Sam Altman veut ralentir le développement de l’IA sans attendre le Congrès
- OpenAI envisage de rythmer la progression de ses modèles d'avant-garde pour laisser le temps aux mesures de sécurité de s'adapter.
- Sam Altman soutient l'instauration d'un cadre fédéral pour fixer des exigences de sécurité communes à l'ensemble du secteur.
- La mise en place de dossiers de sécurité et d'audits indépendants avant les entraînements majeurs.

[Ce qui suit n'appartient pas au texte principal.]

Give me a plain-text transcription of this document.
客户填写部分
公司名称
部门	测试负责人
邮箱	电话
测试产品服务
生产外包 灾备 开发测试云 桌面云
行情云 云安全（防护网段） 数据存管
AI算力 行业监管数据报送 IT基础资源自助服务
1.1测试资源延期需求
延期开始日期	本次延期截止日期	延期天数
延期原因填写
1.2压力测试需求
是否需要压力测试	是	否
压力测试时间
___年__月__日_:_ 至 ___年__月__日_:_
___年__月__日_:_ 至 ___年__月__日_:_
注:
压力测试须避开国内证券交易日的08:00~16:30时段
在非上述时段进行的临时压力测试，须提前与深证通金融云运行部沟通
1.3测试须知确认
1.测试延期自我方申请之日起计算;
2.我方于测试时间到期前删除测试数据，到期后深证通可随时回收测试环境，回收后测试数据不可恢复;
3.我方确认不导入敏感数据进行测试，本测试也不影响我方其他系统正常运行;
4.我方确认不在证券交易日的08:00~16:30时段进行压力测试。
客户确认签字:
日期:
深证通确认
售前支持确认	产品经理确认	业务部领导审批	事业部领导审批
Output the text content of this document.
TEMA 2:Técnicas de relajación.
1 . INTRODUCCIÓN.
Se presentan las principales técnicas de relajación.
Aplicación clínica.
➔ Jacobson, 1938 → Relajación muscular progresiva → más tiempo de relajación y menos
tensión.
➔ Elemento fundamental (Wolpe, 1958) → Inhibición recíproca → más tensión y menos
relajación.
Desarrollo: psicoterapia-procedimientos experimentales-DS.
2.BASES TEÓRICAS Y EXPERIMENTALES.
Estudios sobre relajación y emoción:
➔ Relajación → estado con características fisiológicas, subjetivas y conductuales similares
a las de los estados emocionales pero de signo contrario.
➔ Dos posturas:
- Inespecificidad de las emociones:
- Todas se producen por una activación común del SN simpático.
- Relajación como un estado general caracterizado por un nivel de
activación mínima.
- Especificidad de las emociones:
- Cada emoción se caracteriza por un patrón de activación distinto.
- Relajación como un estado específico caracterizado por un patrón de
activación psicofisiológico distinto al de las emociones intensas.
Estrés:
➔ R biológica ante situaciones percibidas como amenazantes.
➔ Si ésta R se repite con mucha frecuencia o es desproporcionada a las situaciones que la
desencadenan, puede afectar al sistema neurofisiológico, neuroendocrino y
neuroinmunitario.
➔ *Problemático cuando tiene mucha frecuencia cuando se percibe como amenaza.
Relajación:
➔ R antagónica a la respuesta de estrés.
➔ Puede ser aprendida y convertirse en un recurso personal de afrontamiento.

OpenAI est prêt à ralentir le développement de ses modèles d’IA les plus avancés sans attendre l’adoption de nouvelles lois aux États-Unis. Sam Altman défend désormais une approche consistant à « rythmer » la progression des modèles frontières lorsque les mécanismes de sécurité ne suivent plus suffisamment vite.
Le patron d’OpenAI soutient la création d’un cadre fédéral imposant des exigences de sécurité communes aux développeurs d’IA de pointe, mais estime que les entreprises peuvent commencer à agir avant l’intervention du Congrès.
OpenAI affirme notamment rédiger désormais des « dossiers de sécurité » avant les entraînements susceptibles d’augmenter significativement les capacités de ses modèles. L’entreprise souhaite également développer des standards communs concernant l’alignement et la surveillance des systèmes, ainsi que recourir davantage à des auditeurs indépendants.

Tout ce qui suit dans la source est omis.